The bartender, a tall middle aged man with a wicked smile turned toward me. He wasn't the hottest man in town but he wasn't all that ugly, either. More like exactly in the middle, with his thick black hair and faded brown eyes. I rated him about a six on the hot scale. His smile turned a little more predatory when he saw me, though.

“What can I get for you, Darlin'?” He asks running his predatory gaze down my body. He looked back up to my eyes and winks. Uhmm, okay, eww. Never mind, he is totally a negative four now.

“Do you have a restroom?” Please, please say yes and point me in the right direction because I need to pee right now or I'm going to explode!

“Down the hall to the left,” He rumbles gruffly and winks again. Ewwww!

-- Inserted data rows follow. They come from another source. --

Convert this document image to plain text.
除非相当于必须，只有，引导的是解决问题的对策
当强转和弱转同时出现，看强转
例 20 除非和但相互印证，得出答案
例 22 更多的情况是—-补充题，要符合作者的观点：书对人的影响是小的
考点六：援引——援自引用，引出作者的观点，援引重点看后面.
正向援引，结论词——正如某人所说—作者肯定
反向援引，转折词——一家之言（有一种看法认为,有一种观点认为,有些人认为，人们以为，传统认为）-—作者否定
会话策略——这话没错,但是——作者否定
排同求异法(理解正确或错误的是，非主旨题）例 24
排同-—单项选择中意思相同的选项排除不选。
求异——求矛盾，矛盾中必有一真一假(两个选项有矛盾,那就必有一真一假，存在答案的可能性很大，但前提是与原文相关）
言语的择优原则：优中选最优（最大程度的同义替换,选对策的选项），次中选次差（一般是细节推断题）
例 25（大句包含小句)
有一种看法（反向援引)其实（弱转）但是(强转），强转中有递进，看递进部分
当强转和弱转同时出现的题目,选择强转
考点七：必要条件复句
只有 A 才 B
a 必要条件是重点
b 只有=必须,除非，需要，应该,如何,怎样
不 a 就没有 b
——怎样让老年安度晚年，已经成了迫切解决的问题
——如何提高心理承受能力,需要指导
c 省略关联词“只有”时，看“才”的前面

“Thanks!” I said and sauntered in that direction. As soon as I was out of sight though, I ran like a bat out a' hell to the little girls room. I found it and pushed the door open, not caring if anyone was in there or not, just worrying about getting my obscenely tight skinny jeans down before I piss myself in the process. Soon as they were down and my ass was on the seat there was an explosion. Waterfall. River. Flood. Ocean. Whatever you wanna call it, I just know there was an on going stream going on for about a minute and a half before slowly putting out. My God, I feel so much better!

I flushed and opened the small stall door. In my haste in coming in here I didn't really look around to acknowledge the scenery in the bathroom. I studied it while I washed my hands. There were a few decorative plants that looked well cared for and the marble floors were nicely polished. The walls were a nice cream color that matched the maroon on the stalls. It was actually really nice. Which isn't really all that surprising because the main part of the interior of Wild Side was nice and elegant too. But still casual and not stuck up. A+ for interior design!

As I finished up washing my hands and admiring the view I got a good look at myself in the mirror. The first thing I noticed was that my tan was fading, I was still tan but not the dark tan I had for about the last year and a half. This makes me incredibly sad, all that hard work to tan and three days away its already fading!

I checked the rest of myself out.

Face: perfectly made up.

Eyes: Still clear blue (even though I'm still buzzed.)

Hair: Nicely washed styled running to about the middle of my back.

Boobs: still high and perky! Very barbie like.

Stomach: No beer gut, flat.

Damn girl you look good for being in a car for almost three hours!

I touched up my lip gloss and headed out of the bathroom. I wonder if I should get another drink for the road since I drank all my oth-

“-Oof!”

Oh my god, I think I just hit someone with the door! There was a thud and a groan. Yep I totally whacked someone with the door.